Reimagining Corporate Counsel
The same can be said for in-house legal counsel. Once colloquially referred to as the department of ‘no,’ the corporate legal department does a lot more than edit contracts and manage legal disputes. According to a recent survey of more than 300 in-house corporate attorneys conducted by AlixPartners, corporate litigation spiked over the past year as a perfect storm of data privacy, corruption, bribery, and COVID-19-related issues put large corporations legal departments on high alert.
In fact, according to our 2021 Report on the State of the Legal Market, many legal departments have seen their roles expand significantly since 2020, with 79% of legal departments reporting an increase in workload due to the pandemic. And 43% noted a change in the typical mix of legal matter types handled by their departments because of COVID-19.
Here again, simple risk mitigation and defensive posturing in a manner consistent with a traditional cost center will no longer cut it when the demands of the job require the ability to project, anticipate, and switch strategies on a dime.
Big Data and AI
Thankfully, increases in complexity and risk have coincided with an equally powerful revolution in data and analytics. Corporate tax and legal departments no longer operate in the dark regarding forecasting and impairment, scenario planning, and crisis management. Instead, they have deep databases of information on global exposures, the ability to model multiple different outcomes using AI-enabled software, and access to company-wide information on everything from real-time transaction volumes to hyper-local compliance and reporting requirements.

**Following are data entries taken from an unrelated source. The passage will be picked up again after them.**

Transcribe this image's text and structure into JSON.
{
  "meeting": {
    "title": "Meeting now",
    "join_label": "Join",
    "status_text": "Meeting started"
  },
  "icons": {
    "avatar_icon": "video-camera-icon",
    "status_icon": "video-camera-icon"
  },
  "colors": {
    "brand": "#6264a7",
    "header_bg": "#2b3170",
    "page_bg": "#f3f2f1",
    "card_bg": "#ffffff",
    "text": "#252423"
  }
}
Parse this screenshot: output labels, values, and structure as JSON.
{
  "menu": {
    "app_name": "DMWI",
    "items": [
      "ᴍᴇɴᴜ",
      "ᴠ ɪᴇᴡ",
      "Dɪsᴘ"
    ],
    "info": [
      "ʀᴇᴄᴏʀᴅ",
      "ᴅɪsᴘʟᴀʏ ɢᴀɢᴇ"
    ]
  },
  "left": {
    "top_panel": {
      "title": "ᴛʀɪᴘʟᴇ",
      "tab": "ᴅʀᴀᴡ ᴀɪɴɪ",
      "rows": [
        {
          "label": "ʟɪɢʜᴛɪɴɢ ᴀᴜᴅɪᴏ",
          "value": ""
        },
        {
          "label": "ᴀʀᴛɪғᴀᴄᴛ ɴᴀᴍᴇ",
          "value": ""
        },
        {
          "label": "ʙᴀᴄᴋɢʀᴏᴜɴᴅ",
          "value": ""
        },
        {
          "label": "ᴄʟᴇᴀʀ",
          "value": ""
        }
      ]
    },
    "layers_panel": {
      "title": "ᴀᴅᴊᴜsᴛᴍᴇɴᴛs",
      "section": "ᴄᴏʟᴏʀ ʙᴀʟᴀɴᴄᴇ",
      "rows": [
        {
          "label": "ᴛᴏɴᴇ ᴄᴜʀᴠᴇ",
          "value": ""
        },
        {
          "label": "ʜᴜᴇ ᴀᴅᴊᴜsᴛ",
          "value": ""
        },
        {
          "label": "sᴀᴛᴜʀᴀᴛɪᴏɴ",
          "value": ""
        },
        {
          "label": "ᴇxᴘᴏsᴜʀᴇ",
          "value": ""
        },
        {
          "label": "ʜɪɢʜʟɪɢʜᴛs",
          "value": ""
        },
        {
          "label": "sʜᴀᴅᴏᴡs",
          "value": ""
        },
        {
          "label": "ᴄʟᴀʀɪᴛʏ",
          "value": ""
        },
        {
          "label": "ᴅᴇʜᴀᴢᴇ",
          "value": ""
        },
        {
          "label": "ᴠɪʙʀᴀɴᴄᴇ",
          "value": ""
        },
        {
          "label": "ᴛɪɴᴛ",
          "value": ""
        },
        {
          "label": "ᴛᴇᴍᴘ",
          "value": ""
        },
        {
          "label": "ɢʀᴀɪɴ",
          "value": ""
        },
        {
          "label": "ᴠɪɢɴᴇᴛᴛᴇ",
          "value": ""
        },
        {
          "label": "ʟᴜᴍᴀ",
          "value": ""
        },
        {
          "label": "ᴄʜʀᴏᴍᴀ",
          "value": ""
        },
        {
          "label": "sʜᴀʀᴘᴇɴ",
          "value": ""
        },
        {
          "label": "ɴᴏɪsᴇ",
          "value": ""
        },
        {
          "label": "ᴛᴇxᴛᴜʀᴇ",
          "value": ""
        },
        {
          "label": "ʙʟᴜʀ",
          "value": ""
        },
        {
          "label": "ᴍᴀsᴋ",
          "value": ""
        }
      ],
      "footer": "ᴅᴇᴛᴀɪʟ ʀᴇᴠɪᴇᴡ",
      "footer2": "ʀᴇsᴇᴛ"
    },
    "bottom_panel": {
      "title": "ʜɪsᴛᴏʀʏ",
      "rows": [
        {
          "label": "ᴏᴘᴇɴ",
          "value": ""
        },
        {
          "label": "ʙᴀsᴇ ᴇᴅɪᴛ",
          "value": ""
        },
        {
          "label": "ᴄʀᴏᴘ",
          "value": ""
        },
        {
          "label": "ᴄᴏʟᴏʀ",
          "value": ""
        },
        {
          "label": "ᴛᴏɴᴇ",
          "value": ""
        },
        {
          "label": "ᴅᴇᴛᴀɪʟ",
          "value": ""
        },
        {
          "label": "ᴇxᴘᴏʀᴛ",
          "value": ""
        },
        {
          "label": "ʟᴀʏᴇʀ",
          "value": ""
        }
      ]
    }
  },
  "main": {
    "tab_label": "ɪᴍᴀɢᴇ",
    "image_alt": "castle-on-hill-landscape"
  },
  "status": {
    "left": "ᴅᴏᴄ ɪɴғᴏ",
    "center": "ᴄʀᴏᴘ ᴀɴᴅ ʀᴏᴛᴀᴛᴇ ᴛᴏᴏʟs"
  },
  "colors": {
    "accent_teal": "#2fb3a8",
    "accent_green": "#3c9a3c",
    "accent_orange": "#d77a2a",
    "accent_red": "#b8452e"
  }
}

By arming themselves with robust data and analytics, the most advanced in-house accounting and legal teams have transformed their roles from reactive to proactive. They’re using a combination of deep domain knowledge with factual data to inform business strategy on everything from market expansion to acquisition targeting and the timing of expenditures.
Five years ago, I wrote that the revolution in artificial intelligence, big data, and analytics would allow professionals to spend less time combing through spreadsheets and more time cultivating the kinds of valuable insights that will help anticipate hurdles and alter course before those hurdles become real problems. I was right about the potential but could never have anticipated the urgency with which it came together.
Brian Peccarelli is co-chief operating officer of Thomson Reuters.